O consumidor era assinante do clube de fidelidade e alegou que obtinha milhas mediante mensalidade, compras, cartões de crédito e programas parceiros. Para o voto vencedor, esses pontos possuem conteúdo econômico e são adquiridos por meio de relações onerosas, não podendo ser tratados apenas como uma cortesia concedida pela empresa.
Milhas e Código de Defesa do Consumidor
O relator, desembargador Leonardo de Faria Beraldo, entendeu que a relação entre o participante e o programa de fidelidade está sujeita ao Código de Defesa do Consumidor. Embora esses programas sejam contratos atípicos, suas regras devem respeitar tanto o Código Civil quanto as normas de proteção consumerista.
A decisão afastou, para o autor do processo, a limitação conhecida como Lista de Passageiros Beneficiários, que restringia a emissão de bilhetes a determinados nomes e estabelecia prazo para alterações. A companhia também ficou impedida de suspender ou cancelar a conta desse consumidor pelo uso ou cessão das milhas e foi condenada ao pagamento das despesas processuais e dos honorários advocatícios.
Decisão não libera automaticamente todas as contas
É importante observar que o julgamento resolve um caso específico e não significa que todos os participantes de programas de fidelidade estejam automaticamente autorizados a comercializar milhas sem observar os respectivos regulamentos. A decisão foi tomada por maioria e houve votos favoráveis à validade das restrições.
Os magistrados vencidos sustentaram que a limitação ajudaria a preservar a finalidade do programa e evitar seu uso comercial indevido. O voto vencedor diferenciou o caso porque o consumidor era pessoa física e as milhas discutidas teriam sido adquiridas de maneira onerosa.
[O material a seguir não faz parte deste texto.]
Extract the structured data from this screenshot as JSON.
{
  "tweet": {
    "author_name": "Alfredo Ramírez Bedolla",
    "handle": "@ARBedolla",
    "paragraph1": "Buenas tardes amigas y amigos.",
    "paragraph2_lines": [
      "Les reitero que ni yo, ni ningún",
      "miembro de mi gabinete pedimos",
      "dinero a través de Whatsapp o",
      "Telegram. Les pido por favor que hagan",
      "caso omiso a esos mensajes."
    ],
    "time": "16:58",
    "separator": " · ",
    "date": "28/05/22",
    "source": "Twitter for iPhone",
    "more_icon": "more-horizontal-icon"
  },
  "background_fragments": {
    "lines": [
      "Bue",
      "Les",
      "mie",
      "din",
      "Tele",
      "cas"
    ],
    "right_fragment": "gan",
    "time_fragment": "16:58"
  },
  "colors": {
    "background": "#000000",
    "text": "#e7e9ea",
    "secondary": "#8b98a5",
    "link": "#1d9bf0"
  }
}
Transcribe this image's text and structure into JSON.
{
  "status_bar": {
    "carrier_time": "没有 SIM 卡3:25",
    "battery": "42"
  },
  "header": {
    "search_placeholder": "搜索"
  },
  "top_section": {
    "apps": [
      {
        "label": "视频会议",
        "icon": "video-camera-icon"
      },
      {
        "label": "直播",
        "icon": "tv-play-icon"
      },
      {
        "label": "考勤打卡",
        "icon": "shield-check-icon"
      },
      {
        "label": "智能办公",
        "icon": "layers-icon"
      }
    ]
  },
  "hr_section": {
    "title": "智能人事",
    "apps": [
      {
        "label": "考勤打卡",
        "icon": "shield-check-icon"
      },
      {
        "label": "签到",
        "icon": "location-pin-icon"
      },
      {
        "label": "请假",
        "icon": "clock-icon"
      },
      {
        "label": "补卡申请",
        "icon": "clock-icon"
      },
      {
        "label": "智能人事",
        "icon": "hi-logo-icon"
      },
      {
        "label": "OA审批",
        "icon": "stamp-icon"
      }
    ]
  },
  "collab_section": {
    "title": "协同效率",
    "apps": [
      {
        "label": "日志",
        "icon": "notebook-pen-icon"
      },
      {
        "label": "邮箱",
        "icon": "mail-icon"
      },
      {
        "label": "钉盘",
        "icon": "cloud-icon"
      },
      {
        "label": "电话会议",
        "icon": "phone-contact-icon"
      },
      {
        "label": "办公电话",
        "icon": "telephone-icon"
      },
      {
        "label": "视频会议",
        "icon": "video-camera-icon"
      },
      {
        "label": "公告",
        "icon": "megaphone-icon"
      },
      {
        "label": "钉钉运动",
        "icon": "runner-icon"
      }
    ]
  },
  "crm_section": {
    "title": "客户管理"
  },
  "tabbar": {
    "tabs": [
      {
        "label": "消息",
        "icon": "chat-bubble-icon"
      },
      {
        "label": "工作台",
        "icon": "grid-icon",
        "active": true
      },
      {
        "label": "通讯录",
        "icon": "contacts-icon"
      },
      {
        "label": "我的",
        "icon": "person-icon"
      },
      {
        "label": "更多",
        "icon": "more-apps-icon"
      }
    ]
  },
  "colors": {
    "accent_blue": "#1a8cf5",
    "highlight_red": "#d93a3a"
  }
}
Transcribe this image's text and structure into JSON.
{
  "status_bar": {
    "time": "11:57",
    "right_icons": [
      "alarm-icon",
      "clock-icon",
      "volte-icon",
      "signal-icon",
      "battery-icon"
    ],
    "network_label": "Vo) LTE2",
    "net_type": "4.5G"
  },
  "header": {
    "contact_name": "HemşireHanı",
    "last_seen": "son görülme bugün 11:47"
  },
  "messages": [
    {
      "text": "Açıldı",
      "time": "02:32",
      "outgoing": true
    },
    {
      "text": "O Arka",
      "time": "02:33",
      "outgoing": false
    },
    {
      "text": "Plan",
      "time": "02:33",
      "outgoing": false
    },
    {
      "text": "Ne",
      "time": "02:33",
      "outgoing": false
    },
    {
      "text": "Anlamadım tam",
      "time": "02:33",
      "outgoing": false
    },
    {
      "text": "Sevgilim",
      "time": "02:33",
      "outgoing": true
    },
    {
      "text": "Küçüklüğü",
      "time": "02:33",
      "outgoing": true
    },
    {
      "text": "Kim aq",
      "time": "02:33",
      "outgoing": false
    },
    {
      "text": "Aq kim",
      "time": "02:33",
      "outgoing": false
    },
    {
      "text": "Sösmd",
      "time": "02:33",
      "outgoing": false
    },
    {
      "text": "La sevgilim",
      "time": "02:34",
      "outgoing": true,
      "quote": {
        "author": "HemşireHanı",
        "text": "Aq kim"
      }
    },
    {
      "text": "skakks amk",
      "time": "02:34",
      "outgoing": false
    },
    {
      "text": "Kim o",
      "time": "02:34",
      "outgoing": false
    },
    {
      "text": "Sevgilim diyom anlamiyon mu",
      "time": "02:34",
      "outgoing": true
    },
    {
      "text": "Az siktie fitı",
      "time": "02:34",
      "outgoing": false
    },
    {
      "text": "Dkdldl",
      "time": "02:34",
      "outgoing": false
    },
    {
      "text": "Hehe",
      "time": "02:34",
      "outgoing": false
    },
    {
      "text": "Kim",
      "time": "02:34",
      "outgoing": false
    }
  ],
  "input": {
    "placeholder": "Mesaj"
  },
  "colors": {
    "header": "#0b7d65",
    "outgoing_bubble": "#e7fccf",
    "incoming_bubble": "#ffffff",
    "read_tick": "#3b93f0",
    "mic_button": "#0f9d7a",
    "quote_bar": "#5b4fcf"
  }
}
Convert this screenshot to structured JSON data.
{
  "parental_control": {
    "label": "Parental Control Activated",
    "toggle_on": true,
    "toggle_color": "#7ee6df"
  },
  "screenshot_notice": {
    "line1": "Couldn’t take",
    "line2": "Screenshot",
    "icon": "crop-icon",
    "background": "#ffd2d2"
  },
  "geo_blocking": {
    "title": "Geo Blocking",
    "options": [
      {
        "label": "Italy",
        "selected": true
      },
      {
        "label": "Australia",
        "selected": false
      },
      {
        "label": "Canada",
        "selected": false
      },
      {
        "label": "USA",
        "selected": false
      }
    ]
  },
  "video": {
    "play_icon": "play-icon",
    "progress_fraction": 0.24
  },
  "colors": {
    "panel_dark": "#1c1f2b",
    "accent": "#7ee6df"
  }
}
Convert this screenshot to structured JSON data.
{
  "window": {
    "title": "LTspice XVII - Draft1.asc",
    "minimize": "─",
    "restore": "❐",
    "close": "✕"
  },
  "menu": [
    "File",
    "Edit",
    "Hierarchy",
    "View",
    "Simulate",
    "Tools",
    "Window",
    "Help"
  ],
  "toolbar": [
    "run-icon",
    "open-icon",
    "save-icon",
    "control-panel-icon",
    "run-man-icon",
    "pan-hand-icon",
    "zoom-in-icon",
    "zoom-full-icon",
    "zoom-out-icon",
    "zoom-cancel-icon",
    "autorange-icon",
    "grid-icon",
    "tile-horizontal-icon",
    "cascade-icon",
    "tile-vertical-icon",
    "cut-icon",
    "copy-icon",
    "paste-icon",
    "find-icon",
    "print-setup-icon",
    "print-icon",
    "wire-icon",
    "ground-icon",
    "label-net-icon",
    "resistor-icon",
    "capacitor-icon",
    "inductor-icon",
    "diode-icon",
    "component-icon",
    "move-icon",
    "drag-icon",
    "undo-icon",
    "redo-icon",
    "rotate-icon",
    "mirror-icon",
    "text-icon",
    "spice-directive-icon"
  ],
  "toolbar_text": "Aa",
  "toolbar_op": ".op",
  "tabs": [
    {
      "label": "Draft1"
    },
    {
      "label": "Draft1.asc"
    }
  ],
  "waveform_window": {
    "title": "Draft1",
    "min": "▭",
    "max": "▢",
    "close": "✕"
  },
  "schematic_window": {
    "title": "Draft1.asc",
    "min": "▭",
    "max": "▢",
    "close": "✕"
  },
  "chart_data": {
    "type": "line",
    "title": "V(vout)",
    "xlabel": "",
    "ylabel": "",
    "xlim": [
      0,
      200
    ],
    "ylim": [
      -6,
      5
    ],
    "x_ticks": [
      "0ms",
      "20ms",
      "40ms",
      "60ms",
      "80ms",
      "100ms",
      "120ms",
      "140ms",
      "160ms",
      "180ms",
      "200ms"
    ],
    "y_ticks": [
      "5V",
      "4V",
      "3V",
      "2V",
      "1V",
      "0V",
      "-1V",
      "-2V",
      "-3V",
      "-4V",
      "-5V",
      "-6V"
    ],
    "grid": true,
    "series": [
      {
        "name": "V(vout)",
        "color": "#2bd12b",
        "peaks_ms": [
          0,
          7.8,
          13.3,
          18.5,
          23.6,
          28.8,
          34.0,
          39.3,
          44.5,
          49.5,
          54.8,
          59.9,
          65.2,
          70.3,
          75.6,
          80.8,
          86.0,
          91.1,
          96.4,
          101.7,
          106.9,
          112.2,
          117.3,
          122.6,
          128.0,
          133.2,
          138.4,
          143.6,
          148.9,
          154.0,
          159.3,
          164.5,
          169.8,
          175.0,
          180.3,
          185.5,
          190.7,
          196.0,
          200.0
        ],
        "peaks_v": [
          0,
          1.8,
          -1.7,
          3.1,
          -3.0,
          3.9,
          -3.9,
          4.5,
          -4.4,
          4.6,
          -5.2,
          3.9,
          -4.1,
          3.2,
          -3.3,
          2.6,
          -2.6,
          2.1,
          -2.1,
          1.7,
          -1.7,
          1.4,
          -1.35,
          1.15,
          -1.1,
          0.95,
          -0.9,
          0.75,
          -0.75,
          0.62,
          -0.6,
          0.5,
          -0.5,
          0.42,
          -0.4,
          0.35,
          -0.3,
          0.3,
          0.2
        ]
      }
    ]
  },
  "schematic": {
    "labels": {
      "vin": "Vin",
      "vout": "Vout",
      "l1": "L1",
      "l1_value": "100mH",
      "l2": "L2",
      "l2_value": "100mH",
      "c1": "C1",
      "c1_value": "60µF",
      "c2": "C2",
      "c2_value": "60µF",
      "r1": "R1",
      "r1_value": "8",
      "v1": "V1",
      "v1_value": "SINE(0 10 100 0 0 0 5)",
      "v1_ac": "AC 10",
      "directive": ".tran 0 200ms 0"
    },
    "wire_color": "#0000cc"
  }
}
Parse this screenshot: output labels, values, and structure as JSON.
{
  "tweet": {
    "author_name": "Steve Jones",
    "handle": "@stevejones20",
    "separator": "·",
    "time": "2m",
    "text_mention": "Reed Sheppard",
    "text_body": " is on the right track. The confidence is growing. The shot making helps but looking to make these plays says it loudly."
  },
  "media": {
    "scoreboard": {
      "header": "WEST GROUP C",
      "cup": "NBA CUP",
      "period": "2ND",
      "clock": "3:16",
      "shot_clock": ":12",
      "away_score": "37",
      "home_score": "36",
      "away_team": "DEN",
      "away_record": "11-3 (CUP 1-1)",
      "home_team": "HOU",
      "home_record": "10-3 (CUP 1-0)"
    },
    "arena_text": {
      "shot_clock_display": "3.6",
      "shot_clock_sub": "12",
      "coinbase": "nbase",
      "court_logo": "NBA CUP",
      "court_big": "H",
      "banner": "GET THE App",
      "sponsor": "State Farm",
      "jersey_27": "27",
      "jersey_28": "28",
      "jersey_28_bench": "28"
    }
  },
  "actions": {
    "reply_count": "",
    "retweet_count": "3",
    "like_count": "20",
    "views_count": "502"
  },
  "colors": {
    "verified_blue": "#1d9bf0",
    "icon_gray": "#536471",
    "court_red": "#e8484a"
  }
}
O que o consumidor deve verificar?
Antes de transferir, vender ou emitir passagens para terceiros, o participante deve consultar o regulamento atualizado do programa. Caso a conta seja bloqueada, é recomendável solicitar a justificativa por escrito, guardar comprovantes da origem dos pontos e registrar os protocolos de atendimento.
A análise jurídica pode variar conforme a forma de aquisição das milhas, a redação do contrato, a existência de aviso prévio sobre as restrições e o tipo de utilização realizado. Pontos recebidos gratuitamente podem ser examinados de maneira diferente daqueles comprados diretamente ou obtidos por assinatura paga.
O julgamento amplia o debate sobre a natureza patrimonial das milhas e sobre os limites das cláusulas inseridas em contratos de adesão. Ao mesmo tempo, a divergência entre os julgadores demonstra que o tema ainda exige avaliação cuidadosa de cada situação.